El narcotraficante mexicano

Octavio Campos Ortiz

Mientras en Colombia operan narcotraficantes de quinta generación, los cárteles mexicanos son criminales de primera generación; es decir, son todavía silvestrones, violentos que se disputan a sangre y fuego el mercado de la droga. En Sudamérica, la guerra por las drogas se le ha dejado a nuestros paisanos, y las mafias locales optaron por el lavado de dinero, se volvieron delincuentes de cuello blanco que encabezan corporativos multinacionales.

Ahora, la droga que es introducida por los cárteles mexicanos al país sureño -y a otras partes del mundo-,se comercializa entre bandas colombianas; si los de Cali necesitan estupefacientes, se los venden los de Medellín, no hay conflicto entre ellos. La cuota de sangre corre a cargo de las organizaciones criminales mexicanas, cuyos sicarios protagonizan masacres para ganar territorios con el consabido daño colateral de población inocente.

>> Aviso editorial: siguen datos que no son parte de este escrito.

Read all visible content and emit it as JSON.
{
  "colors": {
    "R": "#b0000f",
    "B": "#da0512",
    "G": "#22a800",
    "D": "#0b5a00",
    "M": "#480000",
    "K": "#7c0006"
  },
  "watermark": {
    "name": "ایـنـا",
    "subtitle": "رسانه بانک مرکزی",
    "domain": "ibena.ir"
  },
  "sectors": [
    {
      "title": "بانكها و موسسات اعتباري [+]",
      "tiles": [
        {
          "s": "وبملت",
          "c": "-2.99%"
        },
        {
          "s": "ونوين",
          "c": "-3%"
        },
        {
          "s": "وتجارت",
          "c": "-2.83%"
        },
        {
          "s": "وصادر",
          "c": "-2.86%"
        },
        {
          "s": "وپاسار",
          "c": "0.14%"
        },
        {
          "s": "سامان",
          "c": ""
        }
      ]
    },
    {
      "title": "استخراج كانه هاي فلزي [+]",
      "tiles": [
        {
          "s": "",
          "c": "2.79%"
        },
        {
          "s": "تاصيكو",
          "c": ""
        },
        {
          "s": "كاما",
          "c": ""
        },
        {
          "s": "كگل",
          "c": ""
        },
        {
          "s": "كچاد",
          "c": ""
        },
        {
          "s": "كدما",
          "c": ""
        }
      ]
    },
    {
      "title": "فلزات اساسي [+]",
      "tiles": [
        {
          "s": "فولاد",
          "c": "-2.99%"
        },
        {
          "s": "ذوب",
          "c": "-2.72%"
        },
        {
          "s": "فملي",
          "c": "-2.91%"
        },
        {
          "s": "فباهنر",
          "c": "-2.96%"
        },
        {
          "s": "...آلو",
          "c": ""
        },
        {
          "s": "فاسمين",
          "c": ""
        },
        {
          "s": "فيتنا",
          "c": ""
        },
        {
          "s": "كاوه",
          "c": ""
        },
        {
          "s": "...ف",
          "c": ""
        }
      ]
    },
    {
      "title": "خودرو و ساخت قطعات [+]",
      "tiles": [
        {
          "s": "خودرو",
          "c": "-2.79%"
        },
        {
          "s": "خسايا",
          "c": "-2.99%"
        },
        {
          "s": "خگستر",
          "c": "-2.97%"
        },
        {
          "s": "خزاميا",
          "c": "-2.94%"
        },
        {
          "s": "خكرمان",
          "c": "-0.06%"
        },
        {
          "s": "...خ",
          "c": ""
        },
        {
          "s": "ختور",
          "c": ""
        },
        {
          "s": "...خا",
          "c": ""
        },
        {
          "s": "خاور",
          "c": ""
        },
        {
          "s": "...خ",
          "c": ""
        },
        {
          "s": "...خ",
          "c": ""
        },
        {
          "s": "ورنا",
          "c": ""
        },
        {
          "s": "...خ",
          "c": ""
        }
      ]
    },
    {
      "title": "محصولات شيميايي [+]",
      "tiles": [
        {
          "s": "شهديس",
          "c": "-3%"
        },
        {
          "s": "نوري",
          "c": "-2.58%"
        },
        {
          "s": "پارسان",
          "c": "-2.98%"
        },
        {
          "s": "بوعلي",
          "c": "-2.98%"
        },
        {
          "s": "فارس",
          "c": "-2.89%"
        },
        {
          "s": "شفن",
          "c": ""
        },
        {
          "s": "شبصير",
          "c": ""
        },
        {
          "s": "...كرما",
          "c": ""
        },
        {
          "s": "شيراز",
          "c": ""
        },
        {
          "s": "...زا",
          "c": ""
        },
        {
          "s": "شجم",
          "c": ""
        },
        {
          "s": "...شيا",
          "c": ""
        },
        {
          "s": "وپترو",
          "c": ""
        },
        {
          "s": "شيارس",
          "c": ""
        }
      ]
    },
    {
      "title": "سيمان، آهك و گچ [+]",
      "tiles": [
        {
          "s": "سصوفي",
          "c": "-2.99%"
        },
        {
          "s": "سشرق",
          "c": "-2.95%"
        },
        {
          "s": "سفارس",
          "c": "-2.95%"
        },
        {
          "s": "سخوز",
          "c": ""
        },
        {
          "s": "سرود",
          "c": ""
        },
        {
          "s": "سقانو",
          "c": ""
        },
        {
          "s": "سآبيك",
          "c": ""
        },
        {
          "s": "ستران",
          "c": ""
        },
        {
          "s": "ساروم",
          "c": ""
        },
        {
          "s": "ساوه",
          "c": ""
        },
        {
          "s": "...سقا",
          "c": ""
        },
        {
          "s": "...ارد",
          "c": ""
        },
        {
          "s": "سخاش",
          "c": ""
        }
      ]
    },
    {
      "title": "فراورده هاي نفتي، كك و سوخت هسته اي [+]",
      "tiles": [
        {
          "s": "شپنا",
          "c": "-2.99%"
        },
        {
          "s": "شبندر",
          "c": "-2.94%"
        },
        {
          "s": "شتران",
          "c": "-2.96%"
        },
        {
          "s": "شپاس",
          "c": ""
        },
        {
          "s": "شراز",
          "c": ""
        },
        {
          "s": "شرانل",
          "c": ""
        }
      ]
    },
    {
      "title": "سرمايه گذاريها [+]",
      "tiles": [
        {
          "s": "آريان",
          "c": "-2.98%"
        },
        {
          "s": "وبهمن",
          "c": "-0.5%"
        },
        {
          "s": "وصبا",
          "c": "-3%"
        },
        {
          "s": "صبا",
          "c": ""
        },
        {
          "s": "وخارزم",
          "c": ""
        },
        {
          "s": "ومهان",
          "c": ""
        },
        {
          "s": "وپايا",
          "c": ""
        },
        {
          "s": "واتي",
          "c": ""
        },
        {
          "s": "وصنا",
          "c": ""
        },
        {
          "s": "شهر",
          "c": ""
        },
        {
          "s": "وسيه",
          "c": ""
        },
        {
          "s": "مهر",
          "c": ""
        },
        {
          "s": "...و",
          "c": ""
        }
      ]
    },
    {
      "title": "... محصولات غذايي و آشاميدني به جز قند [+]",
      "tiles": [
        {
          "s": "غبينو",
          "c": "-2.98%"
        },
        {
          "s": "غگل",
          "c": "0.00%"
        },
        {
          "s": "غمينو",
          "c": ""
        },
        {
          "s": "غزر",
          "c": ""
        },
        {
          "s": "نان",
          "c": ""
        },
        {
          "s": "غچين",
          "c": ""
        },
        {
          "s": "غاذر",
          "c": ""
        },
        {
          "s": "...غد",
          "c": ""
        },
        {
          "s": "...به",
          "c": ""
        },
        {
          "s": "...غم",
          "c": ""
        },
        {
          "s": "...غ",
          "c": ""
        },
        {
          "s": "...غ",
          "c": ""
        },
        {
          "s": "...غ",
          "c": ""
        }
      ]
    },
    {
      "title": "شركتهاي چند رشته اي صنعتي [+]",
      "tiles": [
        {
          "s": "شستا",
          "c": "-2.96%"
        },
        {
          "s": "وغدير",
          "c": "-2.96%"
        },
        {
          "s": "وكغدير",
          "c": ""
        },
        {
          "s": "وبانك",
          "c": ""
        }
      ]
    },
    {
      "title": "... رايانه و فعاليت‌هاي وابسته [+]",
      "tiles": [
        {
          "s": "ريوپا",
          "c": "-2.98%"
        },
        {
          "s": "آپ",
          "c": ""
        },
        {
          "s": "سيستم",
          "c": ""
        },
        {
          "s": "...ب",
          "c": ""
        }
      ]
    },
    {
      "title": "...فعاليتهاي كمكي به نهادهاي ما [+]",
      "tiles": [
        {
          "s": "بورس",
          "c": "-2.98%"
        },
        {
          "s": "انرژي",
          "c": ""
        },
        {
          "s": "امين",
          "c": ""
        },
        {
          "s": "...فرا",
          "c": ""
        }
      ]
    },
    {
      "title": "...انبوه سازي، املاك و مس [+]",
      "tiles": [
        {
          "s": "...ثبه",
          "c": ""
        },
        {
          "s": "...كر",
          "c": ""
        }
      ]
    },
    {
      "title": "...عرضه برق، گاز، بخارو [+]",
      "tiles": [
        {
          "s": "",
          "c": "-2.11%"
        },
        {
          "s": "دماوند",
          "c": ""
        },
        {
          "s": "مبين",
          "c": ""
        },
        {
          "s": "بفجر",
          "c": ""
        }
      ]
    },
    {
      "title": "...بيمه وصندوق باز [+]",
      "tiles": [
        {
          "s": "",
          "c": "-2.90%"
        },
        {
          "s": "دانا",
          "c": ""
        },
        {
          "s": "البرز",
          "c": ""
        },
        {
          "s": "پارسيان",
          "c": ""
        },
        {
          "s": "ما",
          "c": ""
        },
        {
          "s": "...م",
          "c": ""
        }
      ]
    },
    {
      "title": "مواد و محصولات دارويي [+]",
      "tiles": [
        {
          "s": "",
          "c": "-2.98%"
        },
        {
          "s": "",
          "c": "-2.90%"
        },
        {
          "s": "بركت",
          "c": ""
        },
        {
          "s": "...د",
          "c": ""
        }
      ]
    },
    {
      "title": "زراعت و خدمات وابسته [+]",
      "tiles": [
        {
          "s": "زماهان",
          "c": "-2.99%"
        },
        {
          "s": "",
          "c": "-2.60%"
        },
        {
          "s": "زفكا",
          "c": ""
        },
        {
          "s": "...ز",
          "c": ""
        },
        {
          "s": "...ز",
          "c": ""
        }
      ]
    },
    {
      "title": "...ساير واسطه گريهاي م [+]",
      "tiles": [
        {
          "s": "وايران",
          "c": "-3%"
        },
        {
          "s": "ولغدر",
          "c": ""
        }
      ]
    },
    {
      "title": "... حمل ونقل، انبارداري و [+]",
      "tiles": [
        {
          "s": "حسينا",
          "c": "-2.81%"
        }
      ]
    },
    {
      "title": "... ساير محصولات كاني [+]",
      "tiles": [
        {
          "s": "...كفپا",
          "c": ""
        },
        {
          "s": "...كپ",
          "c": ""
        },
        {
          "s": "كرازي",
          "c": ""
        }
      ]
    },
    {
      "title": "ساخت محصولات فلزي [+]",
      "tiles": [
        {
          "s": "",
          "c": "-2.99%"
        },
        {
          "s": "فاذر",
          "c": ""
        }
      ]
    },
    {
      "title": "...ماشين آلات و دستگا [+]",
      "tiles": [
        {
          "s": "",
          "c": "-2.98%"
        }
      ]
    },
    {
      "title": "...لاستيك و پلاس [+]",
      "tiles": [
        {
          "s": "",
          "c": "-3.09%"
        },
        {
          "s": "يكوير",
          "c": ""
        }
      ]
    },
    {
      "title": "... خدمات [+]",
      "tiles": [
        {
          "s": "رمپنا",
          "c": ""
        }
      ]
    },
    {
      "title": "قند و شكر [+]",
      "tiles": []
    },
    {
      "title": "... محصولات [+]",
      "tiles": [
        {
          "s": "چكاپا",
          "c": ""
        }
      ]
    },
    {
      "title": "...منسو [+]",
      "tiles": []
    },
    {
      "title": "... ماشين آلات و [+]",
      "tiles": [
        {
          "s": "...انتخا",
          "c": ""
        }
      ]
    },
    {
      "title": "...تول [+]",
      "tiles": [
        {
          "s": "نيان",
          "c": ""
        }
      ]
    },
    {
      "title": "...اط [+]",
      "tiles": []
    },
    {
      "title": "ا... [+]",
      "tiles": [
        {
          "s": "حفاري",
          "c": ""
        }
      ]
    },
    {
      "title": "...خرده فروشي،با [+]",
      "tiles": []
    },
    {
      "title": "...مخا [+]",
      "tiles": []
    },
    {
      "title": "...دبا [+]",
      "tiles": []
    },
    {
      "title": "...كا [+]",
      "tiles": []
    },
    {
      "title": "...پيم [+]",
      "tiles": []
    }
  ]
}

No está desapegada de la realidad la descripción que hace Luis Estrada en su película “El Infierno” con todo y el “Cochiloco”. Nuestros narcotraficantes son estereotipados por su ignorancia, sin estudios, sin remordimientos por sus actividades, gustosos por los narcocorridos y ególatras que quieren les compongan uno donde se ponderen sus hazañas o “virtudes”, émulos del vestir norteño, de pantalón y camisas vaqueras, sombrero texano, con chingo de oro en cuello y muñecas, metal dorado hasta en las cachas de las pistolas. Cuerno de chivo de 24 kilates como gargantilla, amantes de los animales exóticos, aporta el malandro nacional a la cultura del narco las “buchonas”, todo un estilo de vida de la mujer de la maña.

La ostentación es otro signo distintivo, no solo del dinero, las joyas, los coches o las mujeres, también exhiben su gusto por los espectáculos o los deportes. No hay fiesta de narcos que se precie de serlo, donde no actúen los artistas del momento, sean bautizos, quince años, bodas o simples cumpleaños. El box es su pasión y asisten a las funciones en Las Vegas, pero no desaíran los juegos olímpicos – recordemos que en Sídney 2000, la DEA ubicó a un narcotraficante mexicano mientras echaba porras a un tritón paisano-, apasionados del pancracio, son amantes de las máscaras, y después de lo ocurrido en los olímpicos, optaron por asistir a los eventos deportivos, como el futbol, enmascarados, hay que disminuir los riesgos.

Sus extravagancias los delatan, por eso siempre van acompañados de un séquito enorme de guardaespaldas y sicarios fuertemente armados; saben que sin poder de fuego son hombres muertos, como sucedió en el sepelio de la mamá de un barón de la droga en Michoacán, cuyos segundones, desarmados, fueron sorprendidos por un grupo rival, quienes los fusilaron y desaparecieron sus cuerpos.

Esos son nuestros narcotraficantes, como los que tuvo la Colombia de Pablo Escobar Gaviria en los ochenta, y hasta a uno de sus colegas lo apodaban “el mexicano”, por su tipo de sombrero de charro.